Of course, don't say you hope to stay friends if you don't want to actually stay friends. If they ended the relationship, but it wasn't a total blow for you and you want to keep a line of communication open, by all means, reach out if you want to. But if you put on a brave face for the breakup and you're still emotionally reeling from it, maybe it's best to take a breather and avoid texting them. If, however, they broke up with you and you were blindsided, confused, or just really freaking sad, it's still OK to reach out for some closure. Try sending, "Hey. Can we chat for a bit? I understand if you need some space, but I still need closure and I do have some questions for you."

There is no shame in doing what you need to do in order to move on, and if texting your ex the day after they break up with you is going to help you, then text away.
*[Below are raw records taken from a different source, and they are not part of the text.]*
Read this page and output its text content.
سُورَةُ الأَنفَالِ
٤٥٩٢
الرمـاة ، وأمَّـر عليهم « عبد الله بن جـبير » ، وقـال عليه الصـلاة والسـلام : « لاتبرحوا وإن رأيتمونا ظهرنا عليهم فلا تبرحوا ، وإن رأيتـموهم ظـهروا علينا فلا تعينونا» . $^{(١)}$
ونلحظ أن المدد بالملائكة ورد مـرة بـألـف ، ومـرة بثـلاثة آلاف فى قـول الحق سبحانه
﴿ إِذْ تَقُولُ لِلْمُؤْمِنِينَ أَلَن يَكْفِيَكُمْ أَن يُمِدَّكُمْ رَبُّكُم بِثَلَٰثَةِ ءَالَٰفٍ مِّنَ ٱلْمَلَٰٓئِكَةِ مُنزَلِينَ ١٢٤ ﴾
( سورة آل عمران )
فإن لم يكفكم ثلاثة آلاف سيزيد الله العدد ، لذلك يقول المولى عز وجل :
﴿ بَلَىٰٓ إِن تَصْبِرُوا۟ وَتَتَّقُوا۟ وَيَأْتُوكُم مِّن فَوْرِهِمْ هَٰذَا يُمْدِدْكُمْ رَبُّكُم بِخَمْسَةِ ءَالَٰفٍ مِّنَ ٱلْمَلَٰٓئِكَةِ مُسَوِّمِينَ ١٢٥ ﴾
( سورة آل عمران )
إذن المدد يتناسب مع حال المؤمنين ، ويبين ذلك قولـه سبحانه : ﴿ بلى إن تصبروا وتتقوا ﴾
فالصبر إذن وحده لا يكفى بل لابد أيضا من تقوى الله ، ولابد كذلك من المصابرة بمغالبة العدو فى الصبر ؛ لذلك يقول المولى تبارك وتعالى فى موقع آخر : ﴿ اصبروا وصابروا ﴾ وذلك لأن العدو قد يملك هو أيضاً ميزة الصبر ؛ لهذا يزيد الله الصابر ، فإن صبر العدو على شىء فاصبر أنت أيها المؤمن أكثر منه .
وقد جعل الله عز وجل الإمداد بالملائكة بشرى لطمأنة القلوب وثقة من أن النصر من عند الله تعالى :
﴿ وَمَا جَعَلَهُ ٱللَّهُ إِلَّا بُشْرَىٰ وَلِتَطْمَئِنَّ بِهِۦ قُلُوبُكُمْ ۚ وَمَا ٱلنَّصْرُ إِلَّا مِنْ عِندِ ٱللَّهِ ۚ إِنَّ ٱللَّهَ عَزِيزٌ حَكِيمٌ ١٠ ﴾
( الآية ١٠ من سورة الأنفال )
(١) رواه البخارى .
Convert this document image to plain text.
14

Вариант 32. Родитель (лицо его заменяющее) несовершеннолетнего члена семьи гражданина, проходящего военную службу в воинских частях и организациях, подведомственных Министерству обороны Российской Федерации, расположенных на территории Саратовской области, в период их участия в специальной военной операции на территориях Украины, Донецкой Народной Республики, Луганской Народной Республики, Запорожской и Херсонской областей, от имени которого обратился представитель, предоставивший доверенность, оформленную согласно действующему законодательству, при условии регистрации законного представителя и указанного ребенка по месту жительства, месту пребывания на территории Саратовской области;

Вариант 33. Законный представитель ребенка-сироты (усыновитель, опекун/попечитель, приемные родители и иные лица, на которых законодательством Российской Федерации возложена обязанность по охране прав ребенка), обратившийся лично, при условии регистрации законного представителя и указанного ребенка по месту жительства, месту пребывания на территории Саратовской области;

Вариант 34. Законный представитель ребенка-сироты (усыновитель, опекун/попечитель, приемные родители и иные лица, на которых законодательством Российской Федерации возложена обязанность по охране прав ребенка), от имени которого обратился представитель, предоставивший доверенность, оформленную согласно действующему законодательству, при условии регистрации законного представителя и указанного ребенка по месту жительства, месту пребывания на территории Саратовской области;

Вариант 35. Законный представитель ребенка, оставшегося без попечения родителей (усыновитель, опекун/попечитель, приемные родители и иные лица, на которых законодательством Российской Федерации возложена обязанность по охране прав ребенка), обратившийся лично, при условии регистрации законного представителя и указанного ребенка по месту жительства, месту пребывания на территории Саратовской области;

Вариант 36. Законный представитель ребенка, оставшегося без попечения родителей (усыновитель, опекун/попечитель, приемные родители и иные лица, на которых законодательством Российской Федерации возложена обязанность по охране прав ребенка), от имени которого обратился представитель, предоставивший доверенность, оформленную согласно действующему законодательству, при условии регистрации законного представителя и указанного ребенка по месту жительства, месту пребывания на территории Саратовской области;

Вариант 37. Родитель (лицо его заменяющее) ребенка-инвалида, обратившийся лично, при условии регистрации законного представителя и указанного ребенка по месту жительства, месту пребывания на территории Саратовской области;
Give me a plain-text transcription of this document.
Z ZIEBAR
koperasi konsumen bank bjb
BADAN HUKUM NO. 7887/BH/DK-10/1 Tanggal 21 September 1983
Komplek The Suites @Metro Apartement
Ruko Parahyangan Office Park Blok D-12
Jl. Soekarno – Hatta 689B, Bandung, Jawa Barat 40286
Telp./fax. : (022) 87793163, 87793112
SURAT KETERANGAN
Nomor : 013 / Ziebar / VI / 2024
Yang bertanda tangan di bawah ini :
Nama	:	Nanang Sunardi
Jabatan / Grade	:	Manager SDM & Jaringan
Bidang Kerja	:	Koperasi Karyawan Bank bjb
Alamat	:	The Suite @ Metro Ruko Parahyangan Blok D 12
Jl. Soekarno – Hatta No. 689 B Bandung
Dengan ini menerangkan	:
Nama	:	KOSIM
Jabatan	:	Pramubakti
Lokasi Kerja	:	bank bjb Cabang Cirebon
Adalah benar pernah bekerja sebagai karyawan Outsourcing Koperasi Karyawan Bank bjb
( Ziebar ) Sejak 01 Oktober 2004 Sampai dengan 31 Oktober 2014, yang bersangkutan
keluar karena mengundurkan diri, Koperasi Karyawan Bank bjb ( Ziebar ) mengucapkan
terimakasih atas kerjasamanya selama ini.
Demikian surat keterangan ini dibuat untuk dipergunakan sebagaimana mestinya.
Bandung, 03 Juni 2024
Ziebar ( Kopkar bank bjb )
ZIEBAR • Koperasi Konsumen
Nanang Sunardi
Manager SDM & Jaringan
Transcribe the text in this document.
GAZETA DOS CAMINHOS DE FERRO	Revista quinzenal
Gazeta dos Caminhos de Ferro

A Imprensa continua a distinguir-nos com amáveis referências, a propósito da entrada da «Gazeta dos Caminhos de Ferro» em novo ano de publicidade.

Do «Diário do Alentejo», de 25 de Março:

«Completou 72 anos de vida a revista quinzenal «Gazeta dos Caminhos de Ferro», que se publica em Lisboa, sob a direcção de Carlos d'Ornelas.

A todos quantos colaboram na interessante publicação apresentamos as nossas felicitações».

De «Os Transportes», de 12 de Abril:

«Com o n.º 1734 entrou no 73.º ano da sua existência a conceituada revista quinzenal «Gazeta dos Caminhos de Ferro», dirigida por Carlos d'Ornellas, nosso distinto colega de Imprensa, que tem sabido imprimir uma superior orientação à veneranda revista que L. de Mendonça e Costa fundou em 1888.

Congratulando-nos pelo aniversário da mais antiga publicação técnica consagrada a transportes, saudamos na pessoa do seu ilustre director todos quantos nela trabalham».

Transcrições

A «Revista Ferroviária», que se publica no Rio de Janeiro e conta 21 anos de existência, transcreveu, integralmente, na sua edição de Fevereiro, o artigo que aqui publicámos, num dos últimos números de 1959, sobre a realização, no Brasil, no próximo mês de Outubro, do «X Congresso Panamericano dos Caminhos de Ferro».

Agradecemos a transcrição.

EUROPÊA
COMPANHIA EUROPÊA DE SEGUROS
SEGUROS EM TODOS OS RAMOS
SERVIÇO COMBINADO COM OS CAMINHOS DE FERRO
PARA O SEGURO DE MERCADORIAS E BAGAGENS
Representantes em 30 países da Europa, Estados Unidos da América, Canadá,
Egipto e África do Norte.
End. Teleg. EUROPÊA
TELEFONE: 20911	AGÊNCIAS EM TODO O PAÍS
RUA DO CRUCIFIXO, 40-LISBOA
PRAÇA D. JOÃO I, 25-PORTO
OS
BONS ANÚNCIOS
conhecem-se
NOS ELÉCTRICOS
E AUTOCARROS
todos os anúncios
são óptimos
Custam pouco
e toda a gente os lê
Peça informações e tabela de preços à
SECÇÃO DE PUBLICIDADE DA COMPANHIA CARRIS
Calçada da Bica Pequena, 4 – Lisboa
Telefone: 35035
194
Breakups are never one-size-fits-all. Every situation is different, just like every relationship is different. Whatever you decide to do, take the entirety of your relationship into account. Was it great? Was it horrible? Did you fight all the time? Did you see the breakup coming? Do you think the two of you are better separate than you are together? These are all things to think about, but the main thing to keep in mind is your ex and what exactly reaching out to them would do for the both of you.

Even if it would make you feel better, don't reach out if you know it would make your ex feel like you're ripping their heart out of their chest or if they've expressed that they don't want to talk to you. Breakups are emotionally exhausting, so take it one day at a time, and keep in mind that the first day is always the hardest. It will get better, promise.